Making sustainability stick: Yale students use campus as a change-management case study

Students wearing orange vests peering into a recycling plant machine
June 3, 2026

On a sunny day last September, students in Yale’s “Sustainable Implementation” course traded Sage Hall for a humming material recovery facility in Berlin, Connecticut, for an up-close lesson on what change management looks like off the page. 

As mixed recycling from Yale and dozens of other customers sped along conveyer belts, plant managers explained how the high-tech system sorts waste into refrigerator-size bales of paper, plastic, and metal for resale and remanufacturing. The tour made the course’s central premise tangible: in complex institutions, progress depends not just on good ideas, but on the people, infrastructure, incentives, and coordination required to carry them out. 

Back on campus, that same emphasis on systems thinking shaped the rest of the semester. The course, “Sustainability Implementation: Change Management in Institutional Settings” (ENV 966/EVST 308), is designed less as a survey of sustainability challenges than as a practicum in how large institutions decide, act, and—just as often—stall. 

Co-taught by Lindsay Crum of the Yale Office of Sustainability and Sara Smiley Smith of Yale Planetary Solutions, the class pairs change-management theory with a tour through Yale’s operational realities. Weekly sessions bring in the Yale staff leaders responsible for energy and greenhouse gas accounting, waste, transportation, buildings, procurement and food, measurement and reporting, and partnerships beyond campus—so students can see how ambitions translate into budgets, workflows, data systems, and decision making. 

The capstone course gives students a chance to roll up their sleeves and contribute to shaping the future of climate and sustainability work at Yale.

As the course description puts it, students experience the “friction, joy, disappointment, learning, and challenge” that come with trying to make real change in complex systems. 

Sustainability as a system, not a checklist 

Yale’s long sustainability history makes the campus a useful place to study how institutions actually change. Long before sustainability offices and strategic plans, the university was sending food scraps to local pig farmers in the 1800s. Later came energy-crisis-era infrastructure shifts, early recycling programs in the late 1980s, and, eventually ,the creation of the Office of Sustainability in 2005. 

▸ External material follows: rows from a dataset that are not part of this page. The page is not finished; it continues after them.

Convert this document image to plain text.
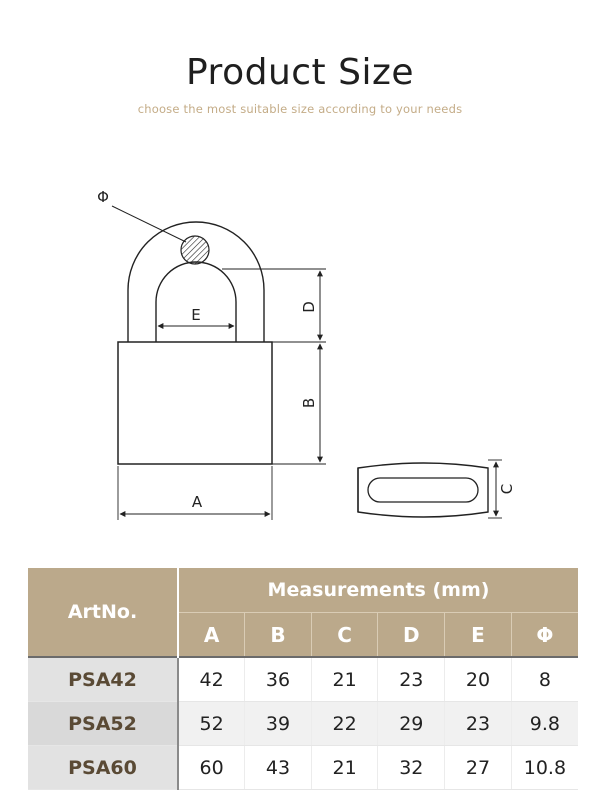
Product Size
choose the most suitable size according to your needs
Φ
E	D
B
A
C
ArtNo.	Measurements (mm)					
	A	B	C	D	E	Φ
PSA42	42	36	21	23	20	8
PSA52	52	39	22	29	23	9.8
PSA60	60	43	21	32	27	10.8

From that origin story, the course moves through the operational domains where sustainability goals either become reality or get stuck. Week by week, students meet the people responsible for tracking energy and greenhouse gas emissions, waste systems (and the challenge of piloting new approaches in an academic setting), transportation planning, building design and life-cycle decision making, and procurement and food. 

Across those conversations, the goal is less to memorize a list of initiatives than to understand how the pieces fit together — how decisions about buildings affect emissions, how procurement shapes waste streams, and how data and accountability influence what happens next. 

“Sustainability work is rarely linear or simple. It requires collaboration, strategy, and the ability to navigate complexity,”  Crum says. “In this course, students work on real Yale projects that allow them to ‘write a chapter in the novel,’ even if they are not writing the whole story. The goal is to help them understand that meaningful systems change takes time, nuance, and persistence, but that their contributions can still meaningfully shape the outcome.” 

Turning ideas into durable progress 

Zooming out, the course also asks students to look beyond campus and at how city, state, and regional policies help shape priorities and strategies across institutions. Throughout the fall, students work in teams to design solutions to current sustainability challenges at Yale, with operational leaders serving as project partners and “clients.” 

Teams develop a work plan, conduct background research, collect and analyze data, and interview or survey key stakeholders to understand both the opportunities for change and the roadblocks that can slow it down. 

Students present their progress at the mid-point of the semester and again at the end, when teams deliver a final paper or product designed to be used by campus partners—not just filed away after grading. 

In fall 2025, projects spanned sustainability planning, building materials, and landscape management. One team examined how Yale has set sustainability goals in the past, and explored other models for this planning work, producing a sustainability planning “playbook” and proposed framework for the next strategic plan. Another explored policy and incentive models to shift building projects from demolition toward deconstruction, including tools such as pre-demolition audits and contractor incentives. A third focused on why sustainable landscapes can falter after installation and proposed practical maintenance and training tools, including a zonated maintenance plan and a pocket guide. 

Across all three, a common lesson emerged: progress depends on who has decision-making authority, what incentives and standards are in place, the quality of available data, and whether the institution builds the capacity to follow through.

“It has been exciting to bring students into this change management work here on Yale’s campus through this course,” Smiley Smith says. “I hope that as they move into their careers, they will bring these experiences with them and be able to deploy their change-management tools to help them be impactful change agents across the broad array of planetary challenges we face.”